Услышав ор дневального, свидетельствующий о прибытии в роту кого-то из командиров, Иван подскочил и несколькими движениями поправил одеяло и подушку на койке. Только вот морду лица разгладить не успел — в спальное помещение ворвался Кавтаськин и, не обращая внимания на общую измятость «попаданца», облегченно выдохнул:
— Ну хоть этот на месте…
— Чего это — на месте, тащ политрук? Я же чего? Я ж — ничего! — «блымал» сонными, но честными глазами на руководителя Косов.
Тот усмехнулся, оглядел уже спокойнее Косова:
— Спим, товарищ курсант, в неустановленное время? Нарушаем, значит…
«Можно подумать, я один такой! Вон еще несколько фигур чуть дальше усиленно делают вид, что всецело заняты наведением порядка в прикроватных тумбочках!».
Но Кавтаськин на прочих «разгильдяев» и «залетчиков» внимания не обращал.
— Ладно… считай, что я сегодня добрый, Косов! Но! Ты за это — должен! — довольно заулыбался политрук.
«Мля… чего опять-то?».
— Так, Иван… Гиршиц в роте? — деловито поинтересовался Кавтаськин.
— А я знаю, тащ политрук? — пожал плечами Косов.
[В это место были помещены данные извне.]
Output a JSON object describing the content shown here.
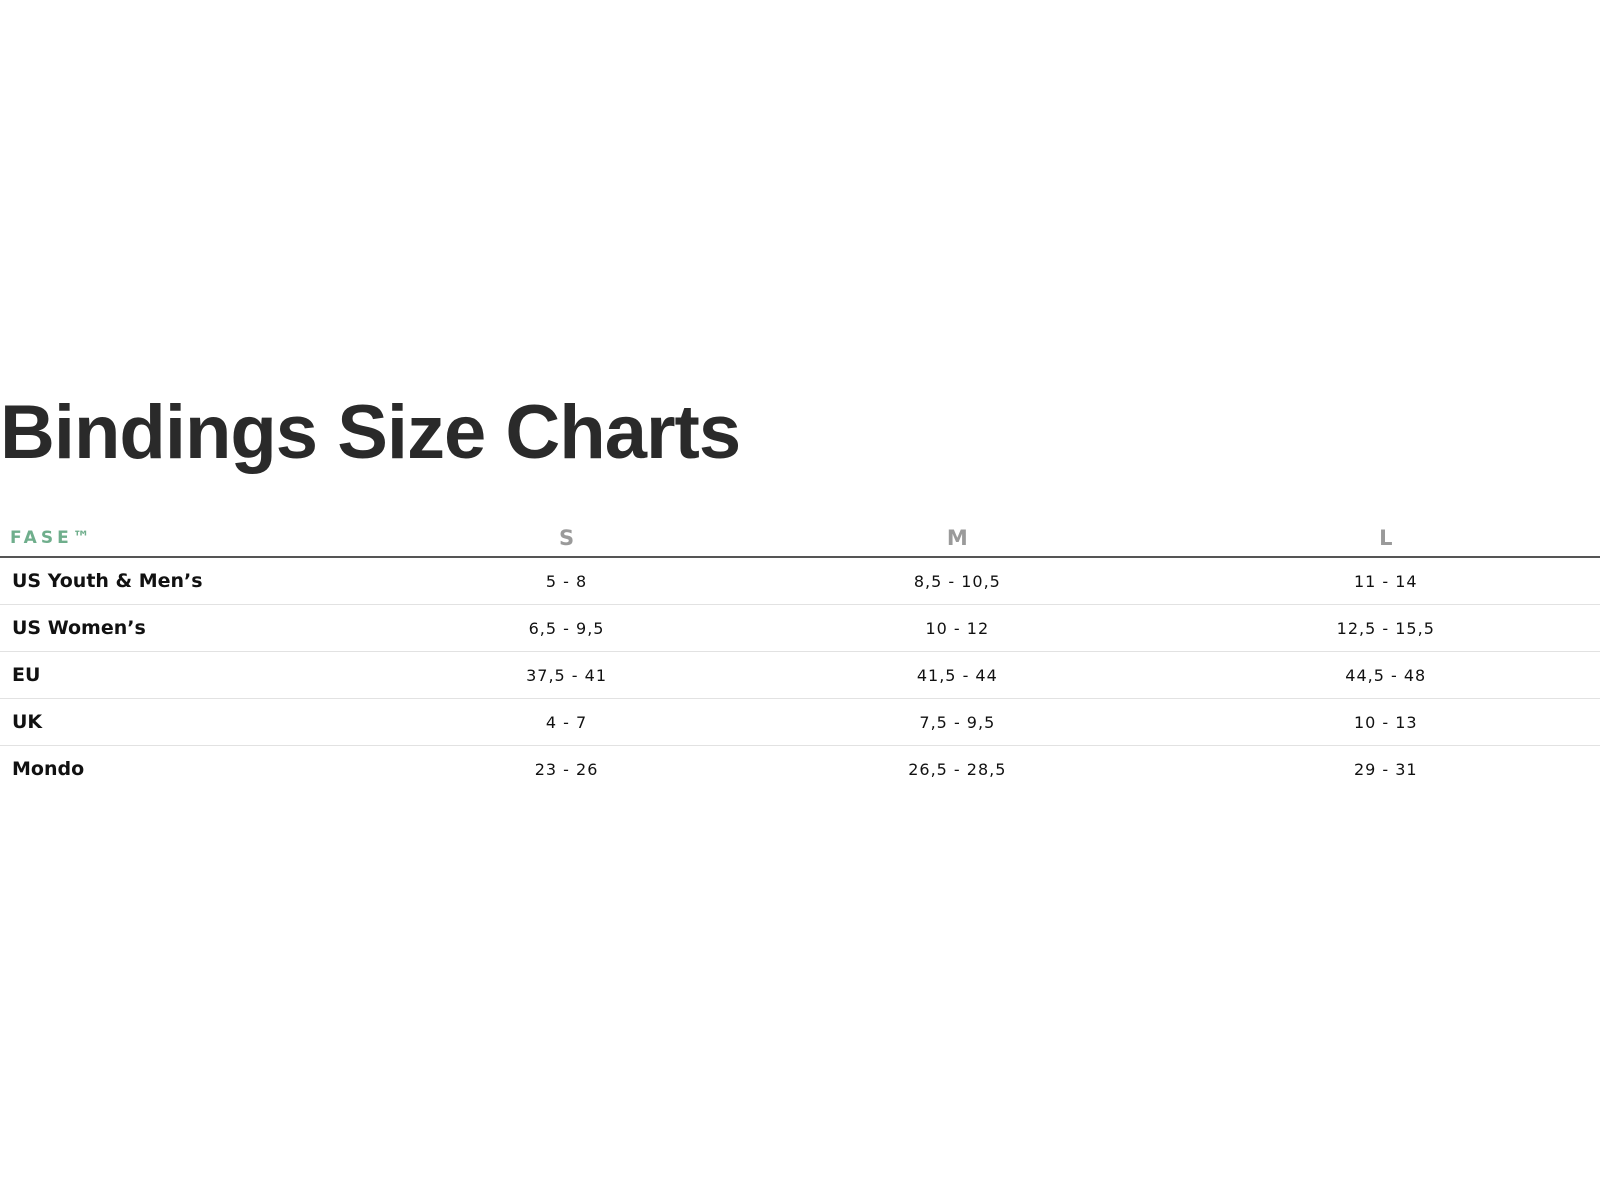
{
  "title": "Bindings Size Charts",
  "table": {
    "brand": "FASE™",
    "sizes": [
      "S",
      "M",
      "L"
    ],
    "rows": [
      {
        "label": "US Youth & Men’s",
        "values": [
          "5 - 8",
          "8,5 - 10,5",
          "11 - 14"
        ]
      },
      {
        "label": "US Women’s",
        "values": [
          "6,5 - 9,5",
          "10 - 12",
          "12,5 - 15,5"
        ]
      },
      {
        "label": "EU",
        "values": [
          "37,5 - 41",
          "41,5 - 44",
          "44,5 - 48"
        ]
      },
      {
        "label": "UK",
        "values": [
          "4 - 7",
          "7,5 - 9,5",
          "10 - 13"
        ]
      },
      {
        "label": "Mondo",
        "values": [
          "23 - 26",
          "26,5 - 28,5",
          "29 - 31"
        ]
      }
    ]
  },
  "colors": {
    "brand": "#6fae8c",
    "size_header": "#9a9a9a",
    "title": "#2a2a2a"
  }
}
«Юрка вроде бы в увольнение не собирался. А где он сейчас может быть? В Ленинской? Или — в санчасть «срулил»? Хотя — вряд ли в санчасть, там вроде бы уже — все отцвело. Да хрен его знает, где может быть этот отвергнутый любовник!».
— Ваня! Времени тебе — полчаса! Нужен Гиршиц, парни-гармонисты, ну и кто еще… Кто у нас из самодеятельности сейчас в расположении?
«Не! Ну нормальный вопрос, да? Откуда же я знаю? Ладно бы — гармонисты, они все же из нашей роты. А остальные — откуда мне знать-то?».